Miss Juneteenth is a 2020 American drama film written and directed by Channing Godfrey Peoples and starring Nicole Beharie, Kendrick Sampson, and Alexis Chikaeze. The plot follows a single mom and former teen beauty queen who enters her daughter into the local Miss Juneteenth pageant. The film premiered at Sundance in January 2020, and was released via video on demand on June 19, 2020, coinciding with the 155th anniversary of the historically Black holiday which originated in the south eastern United States.
Turquoise Jones (Nicole Beharie), is a single mother in a suburb of Fort Worth, Texas. She is the former winner of the local Miss Juneteenth pageant which offers full scholarship to a historically black college. She enters her 15-year-old daughter, Kai (Alexis Chikaeze) in the same pageant despite her daughter's obvious lack of enthusiasm.
While other former Miss Juneteenth winners have gone on to have successful careers, Turquoise's education was derailed by the birth of Kai, which forced her to drop out of college and for a time to work as a stripper. To make ends meet she currently works at a bar and part time as a beautician at a mortuary where the owner is romantically interested in her. However, Turquoise is still in love with Kai's father Ronnie, and the two continue sleeping together despite officially being separated.

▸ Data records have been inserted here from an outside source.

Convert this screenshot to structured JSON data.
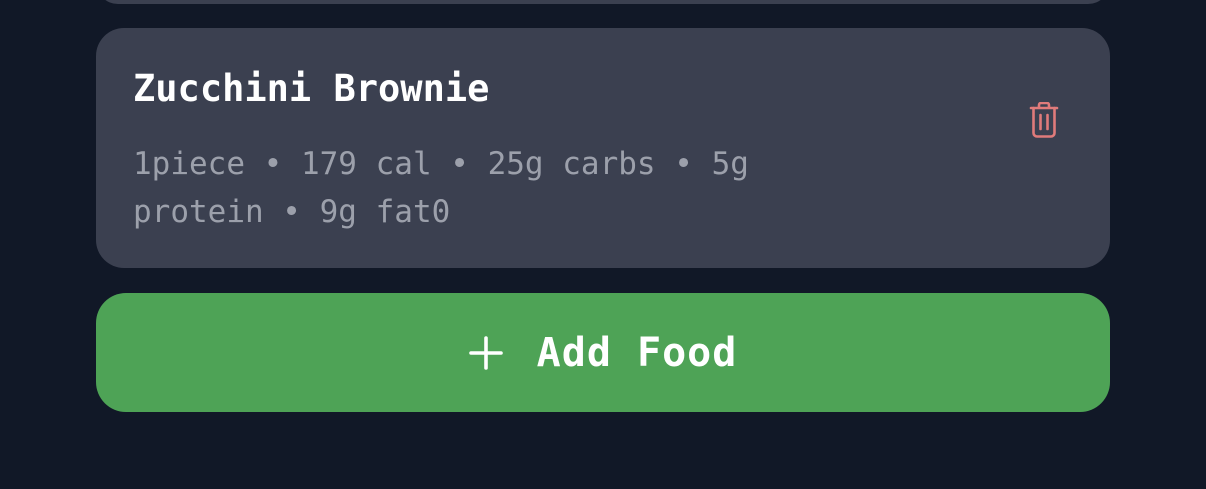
{
  "food_entries": [
    {
      "name": "Zucchini Brownie",
      "details": "1piece • 179 cal • 25g carbs • 5g protein • 9g fat0",
      "delete_icon": "trash-icon"
    }
  ],
  "actions": {
    "add_food_label": "Add Food",
    "add_icon": "plus-icon"
  },
  "colors": {
    "background": "#111827",
    "card": "#3b4050",
    "accent_green": "#4ea356",
    "delete_red": "#e07b7b",
    "text_primary": "#ffffff",
    "text_secondary": "#9ca0ab"
  }
}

Kai struggles with her preparations for the Miss Juneteenth pageant, wanting to pursue dance instead. When her father fails to come through with the money for her pageant dress, she is forced to compete in her mother's old gown.
The Miss Juneteenth pageant goes forward. To Turquoise's surprise, for the talent portion Kai performs Maya Angelou's Phenomenal Woman, the poem that Turquoise performed herself and had been pushing Kai to perform, except set to dance. Turquoise is proud of Kai's performance, but nevertheless Kai fails to even place in the pageant.
After the owner of the bar where she works suffers heart problems, he lets Turquoise know that he must sell the bar. She gives him a counter-proposal, offering to slowly buy out his business. He accepts and Turquoise begins her new life as a businesswoman.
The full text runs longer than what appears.